A mediados de los años 50 y debido a la expansión de la oficina, el excéntrico arquitecto compró una vieja embarcación que acondicionó como estudio. La “Verona”, amarrada en Drottningholm, tenía lugar para diez tableros, una mesa de reuniones en el castillo de proa y la oficina de Erskine, simbólicamente, en la cabina del capitán, el único gesto “jerárquico” en una oficina que, por el contrario, estaba organizada por equipos pequeños y autosuficientes, y donde predominaban las ideas cooperativas. La oficina funcionaba como una “gran familia”, facilitada por el hecho que muchos eran jóvenes, solteros, idealistas e inmigrantes como el propio Erskine. Su socio y “mano derecha”, el danés Aage Rosenvold (quien dio algunas conferencias en Buenos Aires durante la expovivienda en noviembre de 1986) era el encargado de interpretar las audaces (y a veces poco prácticas) ideas de su socio en “ladrillo y mortero”, como dice Rosenvold.

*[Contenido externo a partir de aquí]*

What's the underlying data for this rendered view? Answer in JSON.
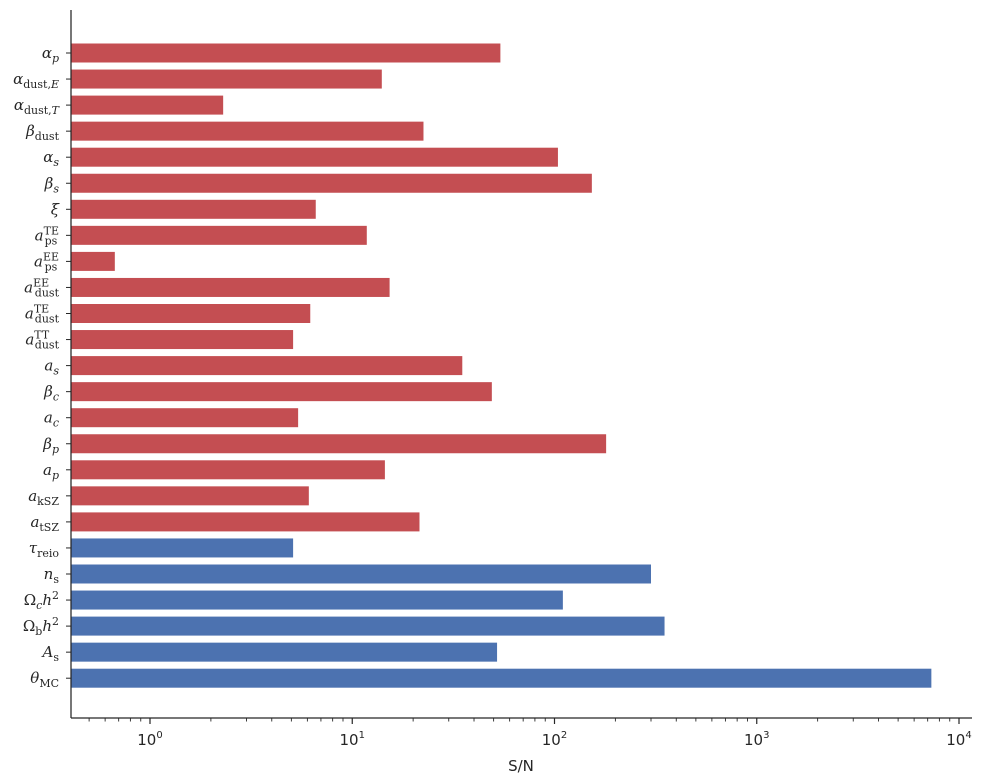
{
  "chart_data": {
    "type": "bar",
    "orientation": "horizontal",
    "x_scale": "log",
    "xlabel": "S/N",
    "ylabel": "",
    "xlim": [
      0.4,
      12000
    ],
    "x_ticks": [
      {
        "value": 1,
        "base": "10",
        "exp": "0"
      },
      {
        "value": 10,
        "base": "10",
        "exp": "1"
      },
      {
        "value": 100,
        "base": "10",
        "exp": "2"
      },
      {
        "value": 1000,
        "base": "10",
        "exp": "3"
      },
      {
        "value": 10000,
        "base": "10",
        "exp": "4"
      }
    ],
    "colors": {
      "foreground": "#c44e52",
      "cosmological": "#4c72b0"
    },
    "grid": false,
    "bars": [
      {
        "key": "alpha_p",
        "label": [
          {
            "t": "α"
          },
          {
            "t": "p",
            "s": "sub-it"
          }
        ],
        "value": 54,
        "group": "foreground"
      },
      {
        "key": "alpha_dust_E",
        "label": [
          {
            "t": "α"
          },
          {
            "t": "dust,",
            "s": "sub"
          },
          {
            "t": "E",
            "s": "sub-it"
          }
        ],
        "value": 14,
        "group": "foreground"
      },
      {
        "key": "alpha_dust_T",
        "label": [
          {
            "t": "α"
          },
          {
            "t": "dust,",
            "s": "sub"
          },
          {
            "t": "T",
            "s": "sub-it"
          }
        ],
        "value": 2.3,
        "group": "foreground"
      },
      {
        "key": "beta_dust",
        "label": [
          {
            "t": "β"
          },
          {
            "t": "dust",
            "s": "sub"
          }
        ],
        "value": 22.5,
        "group": "foreground"
      },
      {
        "key": "alpha_s",
        "label": [
          {
            "t": "α"
          },
          {
            "t": "s",
            "s": "sub-it"
          }
        ],
        "value": 104,
        "group": "foreground"
      },
      {
        "key": "beta_s",
        "label": [
          {
            "t": "β"
          },
          {
            "t": "s",
            "s": "sub-it"
          }
        ],
        "value": 153,
        "group": "foreground"
      },
      {
        "key": "xi",
        "label": [
          {
            "t": "ξ"
          }
        ],
        "value": 6.6,
        "group": "foreground"
      },
      {
        "key": "a_ps_TE",
        "label": [
          {
            "t": "a"
          },
          {
            "t": "TE",
            "s": "sup"
          },
          {
            "t": "ps",
            "s": "sub"
          }
        ],
        "value": 11.8,
        "group": "foreground"
      },
      {
        "key": "a_ps_EE",
        "label": [
          {
            "t": "a"
          },
          {
            "t": "EE",
            "s": "sup"
          },
          {
            "t": "ps",
            "s": "sub"
          }
        ],
        "value": 0.67,
        "group": "foreground"
      },
      {
        "key": "a_dust_EE",
        "label": [
          {
            "t": "a"
          },
          {
            "t": "EE",
            "s": "sup"
          },
          {
            "t": "dust",
            "s": "sub"
          }
        ],
        "value": 15.3,
        "group": "foreground"
      },
      {
        "key": "a_dust_TE",
        "label": [
          {
            "t": "a"
          },
          {
            "t": "TE",
            "s": "sup"
          },
          {
            "t": "dust",
            "s": "sub"
          }
        ],
        "value": 6.2,
        "group": "foreground"
      },
      {
        "key": "a_dust_TT",
        "label": [
          {
            "t": "a"
          },
          {
            "t": "TT",
            "s": "sup"
          },
          {
            "t": "dust",
            "s": "sub"
          }
        ],
        "value": 5.1,
        "group": "foreground"
      },
      {
        "key": "a_s",
        "label": [
          {
            "t": "a"
          },
          {
            "t": "s",
            "s": "sub-it"
          }
        ],
        "value": 35,
        "group": "foreground"
      },
      {
        "key": "beta_c",
        "label": [
          {
            "t": "β"
          },
          {
            "t": "c",
            "s": "sub-it"
          }
        ],
        "value": 49,
        "group": "foreground"
      },
      {
        "key": "a_c",
        "label": [
          {
            "t": "a"
          },
          {
            "t": "c",
            "s": "sub-it"
          }
        ],
        "value": 5.4,
        "group": "foreground"
      },
      {
        "key": "beta_p",
        "label": [
          {
            "t": "β"
          },
          {
            "t": "p",
            "s": "sub-it"
          }
        ],
        "value": 180,
        "group": "foreground"
      },
      {
        "key": "a_p",
        "label": [
          {
            "t": "a"
          },
          {
            "t": "p",
            "s": "sub-it"
          }
        ],
        "value": 14.5,
        "group": "foreground"
      },
      {
        "key": "a_kSZ",
        "label": [
          {
            "t": "a"
          },
          {
            "t": "kSZ",
            "s": "sub"
          }
        ],
        "value": 6.1,
        "group": "foreground"
      },
      {
        "key": "a_tSZ",
        "label": [
          {
            "t": "a"
          },
          {
            "t": "tSZ",
            "s": "sub"
          }
        ],
        "value": 21.5,
        "group": "foreground"
      },
      {
        "key": "tau_reio",
        "label": [
          {
            "t": "τ"
          },
          {
            "t": "reio",
            "s": "sub"
          }
        ],
        "value": 5.1,
        "group": "cosmological"
      },
      {
        "key": "n_s",
        "label": [
          {
            "t": "n"
          },
          {
            "t": "s",
            "s": "sub"
          }
        ],
        "value": 300,
        "group": "cosmological"
      },
      {
        "key": "Omega_c_h2",
        "label": [
          {
            "t": "Ω",
            "s": "rm"
          },
          {
            "t": "c",
            "s": "sub-it"
          },
          {
            "t": "h"
          },
          {
            "t": "2",
            "s": "sup"
          }
        ],
        "value": 110,
        "group": "cosmological"
      },
      {
        "key": "Omega_b_h2",
        "label": [
          {
            "t": "Ω",
            "s": "rm"
          },
          {
            "t": "b",
            "s": "sub"
          },
          {
            "t": "h"
          },
          {
            "t": "2",
            "s": "sup"
          }
        ],
        "value": 350,
        "group": "cosmological"
      },
      {
        "key": "A_s",
        "label": [
          {
            "t": "A"
          },
          {
            "t": "s",
            "s": "sub"
          }
        ],
        "value": 52,
        "group": "cosmological"
      },
      {
        "key": "theta_MC",
        "label": [
          {
            "t": "θ"
          },
          {
            "t": "MC",
            "s": "sub"
          }
        ],
        "value": 7300,
        "group": "cosmological"
      }
    ]
  }
}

En una sociedad donde la separación entre familia y trabajo es casi total, el equipo Erskine constituía un mundo aparte. En los veranos partían hacia Ragö, una isla cerca de Nyköping, junto con borradores, tiralíneas, lapiceras, esposas e hijos. La Verona amarraba cerca de la casa de un pescador que servía como “oficina base en tierra”. Las familias de los arquitectos se alojaban en cabañas cercanas y compartían las largas jornadas de trabajo; se interrumpían durante una pausa para el almuerzo, seguido de largas discusiones (o monólogos de Erskine, quien aparentemente nunca se contagió de la obsesión por el tiempo de los suecos).
Durante trece años, eran a la vez las vacaciones y el período más creativo del equipo.